In October 2022, in the absence of some ODI regulars who were preparing for the T20 World Cup in Australia, Sanju Samson made heads turn in the home series against South Africa. In three innings, he recorded scores of 86*, 30* and 2*.
That series was Samson’s last streak of three straight ODI innings in his short career of 11 matches so far. The story is much the same in T20Is, of which he has played just 17 since his debut in 2015. In one day, out the next – a recurring theme in Samson’s career.
Nearly ten months on from that series against South Africa – during which he has played just one more ODI, scoring 36 in 38 balls against New Zealand in Auckland – Samson is likely to get another straight run of three ODIs, and possibly three T20Is, in the West Indies with KL Rahul and Rishabh Pant recovering from injuries of varying magnitudes. Unlike earlier, where he knew he was playing in a makeshift squad, this one comes with more promise, of knowing that he is possibly a few compelling performances away from a World Cup ticket.
From that series against South Africa, the unbeaten 86 in Lucknow is his highest ODI score. It was a fighting knock on an unusual pitch, which provided a lot of seam movement and prodigious turn. Samson walked in with India tottering at 51 for 4 in a chase of 250 in 40 overs, with the asking rate a fraction under nine an over.
Samson exhibited immense composure to start with. He was on 15 off 21 at one stage, having shelved his natural flair and opted to dig in. And then he seamlessly switched gears and took over the controls after Shreyas Iyer’s dismissal with India still needing 133 with five wickets remaining. He launched a fierce counterattack with Shardul Thakur for company, but India eventually fell nine short. Samson finished unbeaten on 86 off 63.
Some other things about the knock stood out: Samson’s belief in his methods, the composure despite a spiralling asking rate, and his shot selection. Qualities the Indian team management will expect of him in the build-up to the World Cup.
From Samson’s point of view, even if Rahul regains fitness and walks back into the middle order for the World Cup, India will still probably need a reserve wicketkeeper, given Pant isn’t likely to be ready. This could lead to a toss-up between Samson and Ishan Kishan.
Kishan brings with him the left-handedness that India lack in the top order, but if he has to be in the XI, it will mean a reshuffle of the batting order, since Kishan is a top-order bat. But with India’s top three of Rohit Sharma, Shubman Gill and Virat Kohli all but set in stone – barring an injury – fitting Kishan in could be a challenge.
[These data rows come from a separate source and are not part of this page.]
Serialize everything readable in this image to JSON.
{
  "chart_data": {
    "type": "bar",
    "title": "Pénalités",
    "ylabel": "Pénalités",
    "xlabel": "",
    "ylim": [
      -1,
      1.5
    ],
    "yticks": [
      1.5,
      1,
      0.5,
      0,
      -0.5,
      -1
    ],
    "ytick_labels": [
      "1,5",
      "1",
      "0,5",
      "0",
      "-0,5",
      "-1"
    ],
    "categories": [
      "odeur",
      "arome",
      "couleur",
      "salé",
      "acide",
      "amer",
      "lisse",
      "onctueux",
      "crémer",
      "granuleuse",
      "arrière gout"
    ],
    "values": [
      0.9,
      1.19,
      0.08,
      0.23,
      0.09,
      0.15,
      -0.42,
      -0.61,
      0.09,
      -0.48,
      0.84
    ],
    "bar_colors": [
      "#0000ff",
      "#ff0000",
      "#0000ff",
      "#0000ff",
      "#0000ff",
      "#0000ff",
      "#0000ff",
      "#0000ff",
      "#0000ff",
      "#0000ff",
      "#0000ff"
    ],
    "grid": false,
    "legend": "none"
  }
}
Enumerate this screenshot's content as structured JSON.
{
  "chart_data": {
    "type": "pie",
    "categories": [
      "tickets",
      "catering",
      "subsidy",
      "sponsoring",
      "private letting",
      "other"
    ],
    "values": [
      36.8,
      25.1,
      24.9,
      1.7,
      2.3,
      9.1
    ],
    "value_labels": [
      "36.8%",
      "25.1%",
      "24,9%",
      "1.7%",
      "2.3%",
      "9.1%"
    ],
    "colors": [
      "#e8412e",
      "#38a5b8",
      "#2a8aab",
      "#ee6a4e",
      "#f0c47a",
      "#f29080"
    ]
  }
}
Samson offers the flexibility. He can bat in the top three. Equally, he could be devastating in the middle and death overs as a finisher, like he was in that game in Lucknow last October. Or more recently, at the IPL in a game against defending champions Gujarat Titans, where he, along with Shimron Hetmyer, turned an ask of 112 off 48 in Rajasthan Royals’ favour, blasting a 32-ball 60, which included a stunning takedown of Rashid Khan.
For all his talent and skill, though, Samson comes with a bit of fine print. Of someone who can deliver X-factor performances, but can also be notoriously inconsistent – because of his high-risk game.
He had once summed up his approach by saying, “I’m not here to score lots and lots of runs. I’m here to score a small amount of runs which is very effective for the team.”
It’s an approach team managements over the years have taken a liking to, and believe he is worth investing in. Even though the popular sentiment is that he doesn’t get a consistent run, which is true to a certain extent too.
It’s a game he hasn’t changed over the years whether he has been picked by India or not. Now that he is on the verge of getting a decent run, there is little reason to move away from that method. In fact, a clear run of matches should only will him on to stick to what gives him the best chance of success.
Last year, soon after the T20 World Cup, Samson played the first ODI in New Zealand and made a solid contribution of 36, but was dropped from the last two games seemingly because India wanted to bring in a sixth bowling option in Deepak Hooda. The only other batter who could have been left out was Suryakumar Yadav, whose ODI initiation had not been as successful as it was in T20Is.
Samson was seen as a shoo-in for the T20Is that followed, especially after India left out the seniors in an effort to reboot their approach under a new captain in Hardik Pandya. However, he sat out of the entire series, with Hardik later clarifying it had to “do with the situation”. Whatever the reason was, Samson has to grab every opportunity he gets.
Between now and the World Cup, India have a maximum of 12 ODIs. That’s a decent number of games for Samson to finally be able to nail down a place and deliver more consistently than he has so far. If he can, Samson would have given the team management and himself a fair degree of clarity on where he stands and which way his career is headed in the immediate future.